You use strike through or crossing out quite a bit. Am I on the right track in thinking that this represents the ableist thoughts or speech that people might have?

As a young disabled woman, I exist within a crossfire of ableism. Ableist comments from strangers, from doctors and from wider society follow me through daily life. ‘Does she?’ is the questioning voice of the patriarchy intent on disbelieving women, questioning my experiences before the poem has even begun. As a young chronically ill woman, I have frequently experienced medical misogyny where doctors have dismissed me; young women are still viewed as hysterical if we discuss our symptoms. Meanwhile, ‘take a stand’ challenges the ableist language we use, such as ‘stand’ to imply both physically standing up and taking a moral stance, that excludes so many people without thought. Comments like these threaten to erase my voice and decontextualise my experience. Through acknowledging these intrusions in the poem before striking them out, I reclaim my power.

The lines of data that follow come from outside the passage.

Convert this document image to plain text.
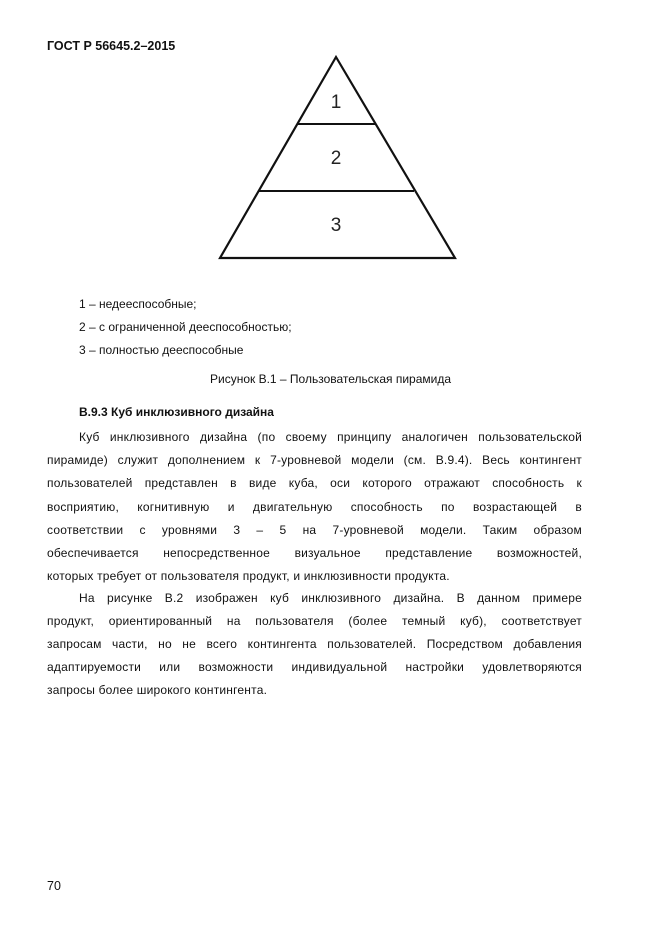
ГОСТ Р 56645.2–2015
1
2
3
1 – недееспособные;
2 – с ограниченной дееспособностью;
3 – полностью дееспособные
Рисунок В.1 – Пользовательская пирамида
В.9.3 Куб инклюзивного дизайна
Куб инклюзивного дизайна (по своему принципу аналогичен пользовательской
пирамиде) служит дополнением к 7-уровневой модели (см. В.9.4). Весь контингент
пользователей представлен в виде куба, оси которого отражают способность к
восприятию, когнитивную и двигательную способность по возрастающей в
соответствии с уровнями 3 – 5 на 7-уровневой модели. Таким образом
обеспечивается непосредственное визуальное представление возможностей,
которых требует от пользователя продукт, и инклюзивности продукта.
На рисунке В.2 изображен куб инклюзивного дизайна. В данном примере
продукт, ориентированный на пользователя (более темный куб), соответствует
запросам части, но не всего контингента пользователей. Посредством добавления
адаптируемости или возможности индивидуальной настройки удовлетворяются
запросы более широкого контингента.
70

That line about “the poems you’ll demand” is interesting. Could you say a bit more about the kind of poems that you think are demanded or required from disabled writers?

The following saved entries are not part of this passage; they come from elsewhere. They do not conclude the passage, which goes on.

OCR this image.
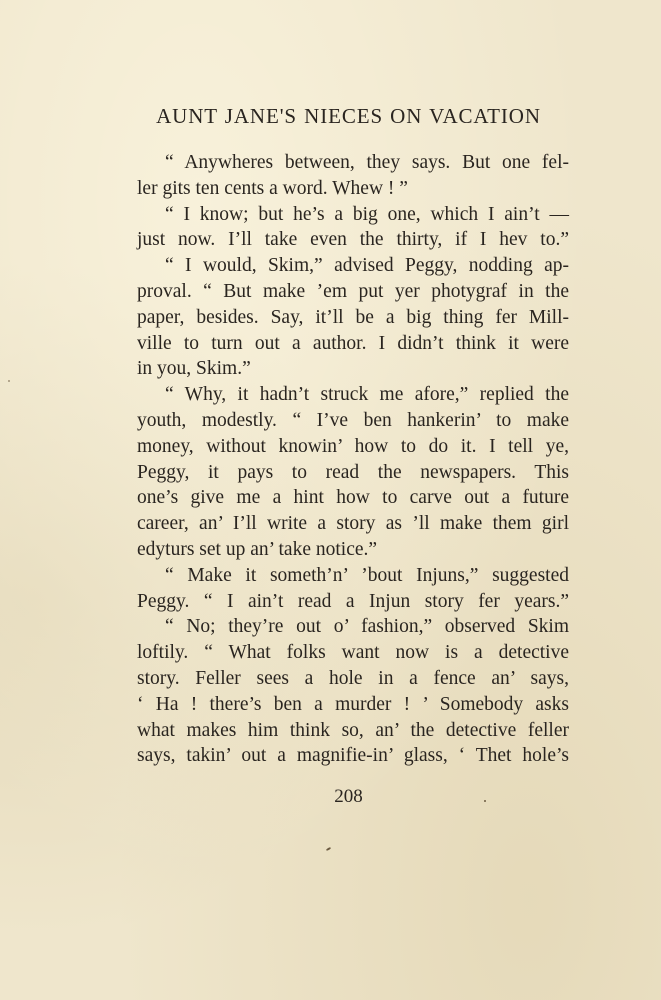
AUNT JANE'S NIECES ON VACATION
“ Anywheres between, they says. But one fel-
ler gits ten cents a word. Whew ! ”
“ I know; but he’s a big one, which I ain’t —
just now. I’ll take even the thirty, if I hev to.”
“ I would, Skim,” advised Peggy, nodding ap-
proval. “ But make ’em put yer photygraf in the
paper, besides. Say, it’ll be a big thing fer Mill-
ville to turn out a author. I didn’t think it were
in you, Skim.”
“ Why, it hadn’t struck me afore,” replied the
youth, modestly. “ I’ve ben hankerin’ to make
money, without knowin’ how to do it. I tell ye,
Peggy, it pays to read the newspapers. This
one’s give me a hint how to carve out a future
career, an’ I’ll write a story as ’ll make them girl
edyturs set up an’ take notice.”
“ Make it someth’n’ ’bout Injuns,” suggested
Peggy. “ I ain’t read a Injun story fer years.”
“ No; they’re out o’ fashion,” observed Skim
loftily. “ What folks want now is a detective
story. Feller sees a hole in a fence an’ says,
‘ Ha ! there’s ben a murder ! ’ Somebody asks
what makes him think so, an’ the detective feller
says, takin’ out a magnifie-in’ glass, ‘ Thet hole’s
208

There is still an immense pressure to either live silently or to overcome your disability: ‘ableism is the marathon you’ll want me to run one day to prove how far I’ve come.’ Society often ‘demand(s)’ disabled poets to write poems about recovery, poems saturated with hope and poems that do not make them question their own mortality. Some non-disabled people may expect me to lament how my wheelchair is a burden and how I dream of flying from its seat. However, I am disabled by society’s inaccessibility and ableism, not my impairment. Instead, I write about what it’s like to have strangers interrogate me for standing up or how my beautiful wheelchair is my ‘wings.’

Confronting non-disabled people with their own ableism is challenging. Ableism is often subtle, unconscious and ‘hard to tear.’ Due to the systemic silencing of disabled voices, many people will not realise that they are being ableist. For example, ‘the job that doesn’t want part timers’ and ‘the dog shit you didn’t pick up that I am forced to wheel through’ are just as much acts of ableism as ‘the absent ramps that stop me taking off from the pavement and soaring up, up above Cardiff.’

Other comments are more overtly ableist but are hard to call out due to well meaning yet ignorant intentions. For example, the nurse who told me “you’re too glam to be in a wheelchair” meant well, as did the taxi driver who offered to pray for me. Poetry provides the space for readers to bear witness to ableism. This calling out of ableism in poetry can be unsettling for audiences if they recognise their own attitudes or behavior. My goal when writing is for other disabled people with similar experiences to know they are not alone and to unsettle non-disabled readers into confronting their own ableist attitudes.

We also live in a society that is deeply uncomfortable talking about illness. Chronically ill people are forced to be ill quietly. People do not want to entertain the possibility that one day they may wake up sick and not recover, nor that any condition can be chronic. This forced silencing perpetuates the lack of awareness and representation around chronic illness, resulting in little funding for research for many conditions. Chronically ill people are encouraged to only talk to other chronically ill people about their symptoms, maintaining the void where our voices should be. In Cling Film, I present the reader with the practical barriers to accessing the world with chronic illness: from the ‘chairless corridors that command me to wait at home quietly’ to society’s inability to believe in part time wheelchair users and fluctuating symptoms (‘the you look well on days I hang my wings at home’).

By writing with and to other disabled writers, I can share disabled pride and explore the beautiful, resilient and creative world that we discover on becoming members of the disabled community.